Quanto à idade mínima para exercício de atividade laborativa, a Turma Nacional de Uniformização dos Juizados Especiais Federais consolidou o entendimento no sentido de que "A prestação de serviço rural por menor de 12 a 14 anos, até o advento da Lei 8.213, de 24 de julho de 1991, devidamente comprovada, pode ser reconhecida para fins previdenciários." (Súmula n.º 05, DJ 25/09/2003, p. 493). Assim, e considerando também os precedentes da Corte Superior, prevalece o entendimento de que "as normas que proíbem o trabalho do menor foram criadas para protegê-lo e não para prejudicá-lo.". Logo, admissível o cômputo de labor rural já a partir dos 12 anos de idade.

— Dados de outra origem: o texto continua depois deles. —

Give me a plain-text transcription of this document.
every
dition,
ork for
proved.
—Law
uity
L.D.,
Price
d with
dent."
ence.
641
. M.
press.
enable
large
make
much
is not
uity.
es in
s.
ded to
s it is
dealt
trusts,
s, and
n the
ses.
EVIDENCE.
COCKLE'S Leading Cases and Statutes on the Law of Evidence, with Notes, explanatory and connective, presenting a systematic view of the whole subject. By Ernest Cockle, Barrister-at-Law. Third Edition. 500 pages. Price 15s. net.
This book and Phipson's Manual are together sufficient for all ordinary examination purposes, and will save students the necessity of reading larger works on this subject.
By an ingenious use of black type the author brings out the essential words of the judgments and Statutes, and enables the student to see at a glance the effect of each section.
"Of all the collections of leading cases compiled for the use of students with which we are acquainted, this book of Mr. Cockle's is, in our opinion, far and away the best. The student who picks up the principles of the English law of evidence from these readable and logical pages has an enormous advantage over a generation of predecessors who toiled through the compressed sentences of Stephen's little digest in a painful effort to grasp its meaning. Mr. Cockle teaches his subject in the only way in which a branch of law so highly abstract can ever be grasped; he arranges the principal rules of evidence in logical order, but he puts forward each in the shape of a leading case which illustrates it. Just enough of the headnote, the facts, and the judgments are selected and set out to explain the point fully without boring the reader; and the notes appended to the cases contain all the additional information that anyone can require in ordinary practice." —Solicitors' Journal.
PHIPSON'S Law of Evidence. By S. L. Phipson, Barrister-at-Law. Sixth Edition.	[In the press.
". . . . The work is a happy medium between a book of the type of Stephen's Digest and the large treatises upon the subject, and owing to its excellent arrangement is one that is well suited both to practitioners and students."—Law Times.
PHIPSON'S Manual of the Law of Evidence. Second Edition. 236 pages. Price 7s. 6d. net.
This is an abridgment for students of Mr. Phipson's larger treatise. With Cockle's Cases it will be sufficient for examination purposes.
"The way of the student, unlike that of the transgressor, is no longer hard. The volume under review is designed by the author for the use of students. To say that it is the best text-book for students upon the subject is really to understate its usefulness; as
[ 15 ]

Caso concreto quanto ao tempo rural
Para comprovar o exercício de atividade rural, em regime de economia familiar, nos períodos de 25/04/1966 a 19/05/1976 e de 15/02/1977 a 25/10/1982, a parte autora acostou aos autos os seguintes documentos:
- certidão de casamento, em 03/10/1975, na qual consta como sua profissão "lides domésticas" e de seu esposo "marcineiro" (Evento 3 - ANEXOS PET4, fl. 23);
- registro civil de casamento de seus pais, datado de 24/03/1954, na qual consta "agricultor" como profissão de seu genitor (Evento 3 - ANEXOS PET4, fl. 24);
- escritura pública de compra e venda, datada de 16/12/1971, na qual consta como adquirente o pai da autora e consta como sua profissão agricultor (Evento 3 - ANEXOS PET4, fl. 25);
- certidão do registro de imóveis, datada de 12/04/1956, na qual consta "agricuItor" como profissão de joão Edmundo Christ (Evento 3 - ANEXOS PET4, fl. 26);
- certidão do INCRA, demonstrando cadastro de imóvel rural, em nome de seu pai, nos anos de 1965 a 1972 (Evento 3 - ANEXOS PET4, fl. 27);
- certificados de cadastro no INCRA, em nome de seu pai, nos anos de 1971 e 1982 (Evento 3 - ANEXOS PET4, fl. 28);
Desde que os elementos documentais evidenciem o exercício do trabalho rural, não é necessário que se refiram a todo o período, ano por ano. A informalidade do trabalho no campo justifica a mitigação da exigência de prova documental, presumindo-se a continuidade do exercício da atividade rurícola, até porque ocorre normalmente a migração do meio rural para o urbano e não o inverso.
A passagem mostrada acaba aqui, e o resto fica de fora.